Tse devrait être extradé après avoir comparu devant un juge, a déclaré le porte-parole de la police néerlandaise Thomas Aling, ajoutant que son arrestation par la police nationale s’était déroulée sans incident à l’aéroport d’Amsterdam-Schiphol.

« Il était déjà sur la liste des personnes les plus recherchées et il a été détenu sur la base des renseignements que nous avons reçus », a déclaré Aling.

Le citoyen canadien d’origine chinoise a été comparé au baron de la drogue mexicain Joaquin « El Chapo » Guzman.

Il a été nommé par l’Office des Nations Unies contre la drogue et le crime (ONUDC) comme le chef présumé du méga-cartel asiatique connu sous le nom de « Sam Gor », un important producteur et fournisseur de méthamphétamines dans le monde.

On pense que Sam Gor blanchit ses milliards d’argent de la drogue grâce à des entreprises qui se développent dans la région du Mékong en Asie du Sud-Est – y compris les casinos, les hôtels et l’immobilier.

La police fédérale australienne a déclaré que l’arrestation de vendredi faisait suite à une opération qui en 2012-2013 avait attrapé 27 personnes liées à un syndicat du crime couvrant cinq pays.

Le groupe a été accusé d’importer « des quantités substantielles d’héroïne et de méthamphétamine » en Australie, marché depuis longtemps lucratif pour les trafiquants de drogue.

« Le syndicat a ciblé l’Australie pendant un certain nombre d’années, important et distribuant de grandes quantités de stupéfiants illicites, blanchissant les bénéfices à l’étranger et vivant de la richesse tirée du crime », a déclaré la police australienne.

Dans le cadre des raids de 2012-2013 à Melbourne, la police a saisi 9 millions de dollars australiens (7 millions de dollars américains) d’actifs, notamment de l’argent liquide, des sacs à main de créateurs, des jetons de casino et des bijoux.
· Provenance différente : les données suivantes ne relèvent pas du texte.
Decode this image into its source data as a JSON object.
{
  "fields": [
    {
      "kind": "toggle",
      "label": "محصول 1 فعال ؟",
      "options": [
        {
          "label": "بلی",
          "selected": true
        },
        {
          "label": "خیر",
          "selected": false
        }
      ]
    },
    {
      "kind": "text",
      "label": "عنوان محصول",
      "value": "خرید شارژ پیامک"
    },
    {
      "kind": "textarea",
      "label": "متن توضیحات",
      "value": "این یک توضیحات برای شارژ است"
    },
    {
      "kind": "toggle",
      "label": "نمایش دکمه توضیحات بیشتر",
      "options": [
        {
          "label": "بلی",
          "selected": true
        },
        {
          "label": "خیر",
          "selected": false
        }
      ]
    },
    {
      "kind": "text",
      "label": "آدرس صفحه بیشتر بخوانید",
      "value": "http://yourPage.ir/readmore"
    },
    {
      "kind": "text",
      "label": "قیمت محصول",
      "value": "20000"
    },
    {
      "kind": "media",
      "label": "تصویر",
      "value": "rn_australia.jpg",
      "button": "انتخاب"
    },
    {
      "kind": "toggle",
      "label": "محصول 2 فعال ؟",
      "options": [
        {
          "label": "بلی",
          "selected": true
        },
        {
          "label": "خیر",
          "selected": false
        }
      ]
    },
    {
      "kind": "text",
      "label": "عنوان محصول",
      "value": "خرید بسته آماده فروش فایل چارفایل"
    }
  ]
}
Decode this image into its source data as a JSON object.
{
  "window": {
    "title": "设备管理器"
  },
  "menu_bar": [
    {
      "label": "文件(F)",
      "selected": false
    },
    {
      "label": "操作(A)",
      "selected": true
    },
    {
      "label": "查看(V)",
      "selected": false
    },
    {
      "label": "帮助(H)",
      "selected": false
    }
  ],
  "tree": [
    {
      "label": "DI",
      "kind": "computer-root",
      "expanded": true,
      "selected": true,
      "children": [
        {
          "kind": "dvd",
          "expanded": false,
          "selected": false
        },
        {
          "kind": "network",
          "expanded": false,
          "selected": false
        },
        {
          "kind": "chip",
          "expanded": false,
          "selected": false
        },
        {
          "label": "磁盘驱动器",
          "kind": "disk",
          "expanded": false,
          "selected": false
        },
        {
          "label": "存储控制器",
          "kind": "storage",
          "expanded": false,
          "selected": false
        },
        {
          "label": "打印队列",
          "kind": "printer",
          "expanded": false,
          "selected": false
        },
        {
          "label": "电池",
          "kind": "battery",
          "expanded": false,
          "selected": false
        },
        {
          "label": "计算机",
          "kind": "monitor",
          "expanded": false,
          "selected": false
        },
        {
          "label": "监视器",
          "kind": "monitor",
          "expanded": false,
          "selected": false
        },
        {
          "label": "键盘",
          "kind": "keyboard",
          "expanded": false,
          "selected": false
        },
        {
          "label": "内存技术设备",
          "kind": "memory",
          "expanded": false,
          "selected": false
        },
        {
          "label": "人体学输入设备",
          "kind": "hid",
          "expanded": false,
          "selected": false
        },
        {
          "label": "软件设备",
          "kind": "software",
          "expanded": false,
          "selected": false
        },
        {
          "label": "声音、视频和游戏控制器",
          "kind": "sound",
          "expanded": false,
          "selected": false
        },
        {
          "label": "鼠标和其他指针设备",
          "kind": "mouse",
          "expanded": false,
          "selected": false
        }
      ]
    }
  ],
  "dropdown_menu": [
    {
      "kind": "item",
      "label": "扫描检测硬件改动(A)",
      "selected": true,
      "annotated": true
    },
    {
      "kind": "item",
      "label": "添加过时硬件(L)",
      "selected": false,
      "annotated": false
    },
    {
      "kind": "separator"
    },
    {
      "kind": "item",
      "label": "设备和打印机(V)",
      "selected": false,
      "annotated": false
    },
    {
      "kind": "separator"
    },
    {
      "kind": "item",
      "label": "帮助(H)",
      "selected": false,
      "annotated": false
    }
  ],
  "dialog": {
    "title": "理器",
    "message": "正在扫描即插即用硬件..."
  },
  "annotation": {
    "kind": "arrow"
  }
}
L’arrestation de Tse Chi Lop près d’une décennie après le lancement de cette opération est une avancée majeure pour les autorités australiennes.

Le procureur général du pays va maintenant commencer à préparer une demande d’extradition officielle pour que le prétendu baron de la drogue soit jugé.

La plupart de la méthamphétamine asiatique provient des zones frontalières du «Triangle d’or» entre le Laos, le Myanmar, la Thaïlande et le sud-ouest de la Chine, qui injectent des quantités sans précédent de drogues synthétiques sur les marchés mondiaux.

Une étude de l’ONUDC indique que les groupes criminels d’Asie du Sud-Est rapportent plus de 60 milliards de dollars par an.

La production de méthamphétamine – sous forme de comprimés « yaba » ou de version « glace » cristallisée très puissante – ainsi que de kétamine et de fentanyl, a lieu principalement dans l’État de Shan, dans l’est du Myanmar, mais une grande partie des précurseurs chimiques nécessaires à leur cuisson s’écoule à travers la frontière de la Chine.

La Thaïlande a récolté en 2018 plus de 515 millions de comprimés de yaba, 17 fois la quantité pour l’ensemble de la région du Mékong il y a dix ans, a déclaré l’ONUDC.

Les transports de drogue font la une des journaux presque quotidiennement dans toute la région, les trafiquants trouvant des moyens plus créatifs d’expédier leurs produits illicites.